The National Student Financial Aid Scheme (NSFAS) has set aside a total of R1.4 billion to pay institutions upfront at the beginning of 2016 academic year.
The NSFAS said the money will ensure that students who qualify for NSFAS funding don’t have to pay upfront registration fees, as was recommended by the Presidency.
The Presidential Task Team on short-term funding challenges at universities recommended that all students who qualify for NSFAS should be assisted with upfront payment.
“NSFAS, working with the Department of Higher Education and Training (DHET), has confirmed the financial allocation for 2016/17 financial year to 26 universities. All Vice-Chancellors have received letters of confirmation outlining amount for each funding category – DHET General Funding; DHET Teacher training; DHET Final Year Funding; and DHET Disability Funding.
“National Skills Fund allocations have also been finalised as sent to universities. Administrative Guidelines on Funding will be communicated to all institution to ensure that rules pertaining to financial eligibility of students for NSFAS are applied consistently,” said NSFAS national spokesperson, Kagisho Mamabolo.
Mamabolo said NSFAS technical teams made-up of support staff will be dispatched to all universities to provide support to the financial aid offices to ensure a smooth registration process.
“NSFAS will work closely with all its key stakeholders across the higher education sector to ensure the implementation of all the recommendations made by the task team,” said Mamabolo.
NSFAS also thanked President Jacob Zuma, government and the presidential task team for the intervention and continued support.

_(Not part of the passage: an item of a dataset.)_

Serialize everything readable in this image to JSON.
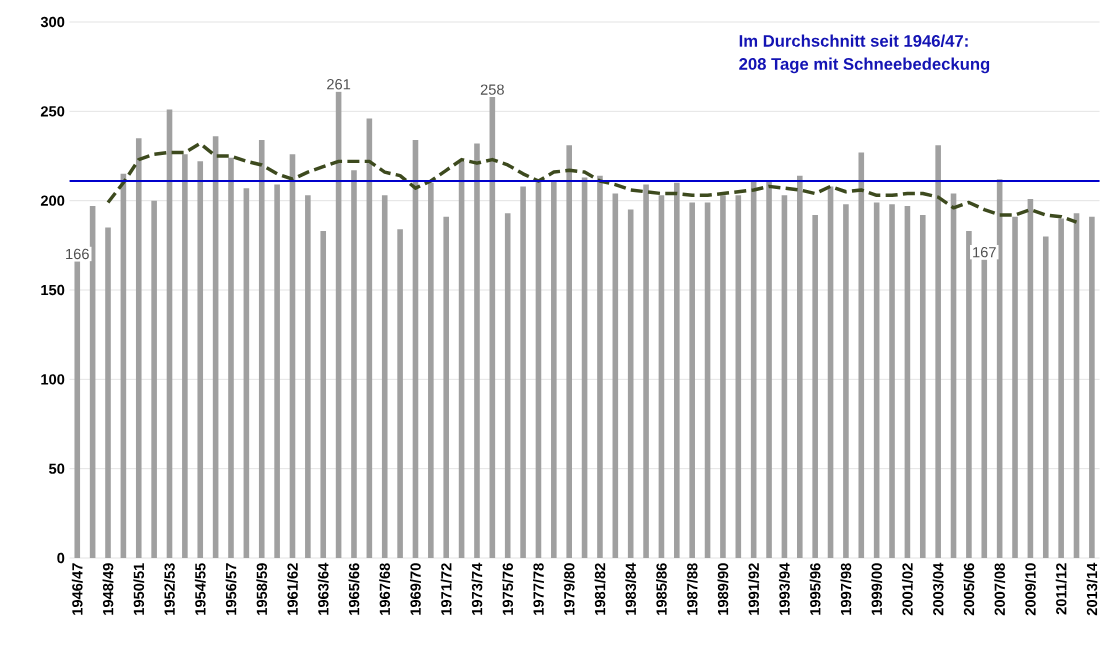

“These achievements are remarkable and represent a major success in terms of government’s redress agenda.”
Since its inception in 1999, NSFAS continues to make a positive contribution in the lives of many South Africans in the post-school education and training sector.
To date, the scheme has assisted 1.5 million students over the years and has disbursed over R50 billion in bursaries and loans since its inception.
The significant growth of the scheme has been made possible by partnerships with other funders, institutions of higher learning, SETAs and other entities that support equal education opportunities for poor and working class households in South Africa.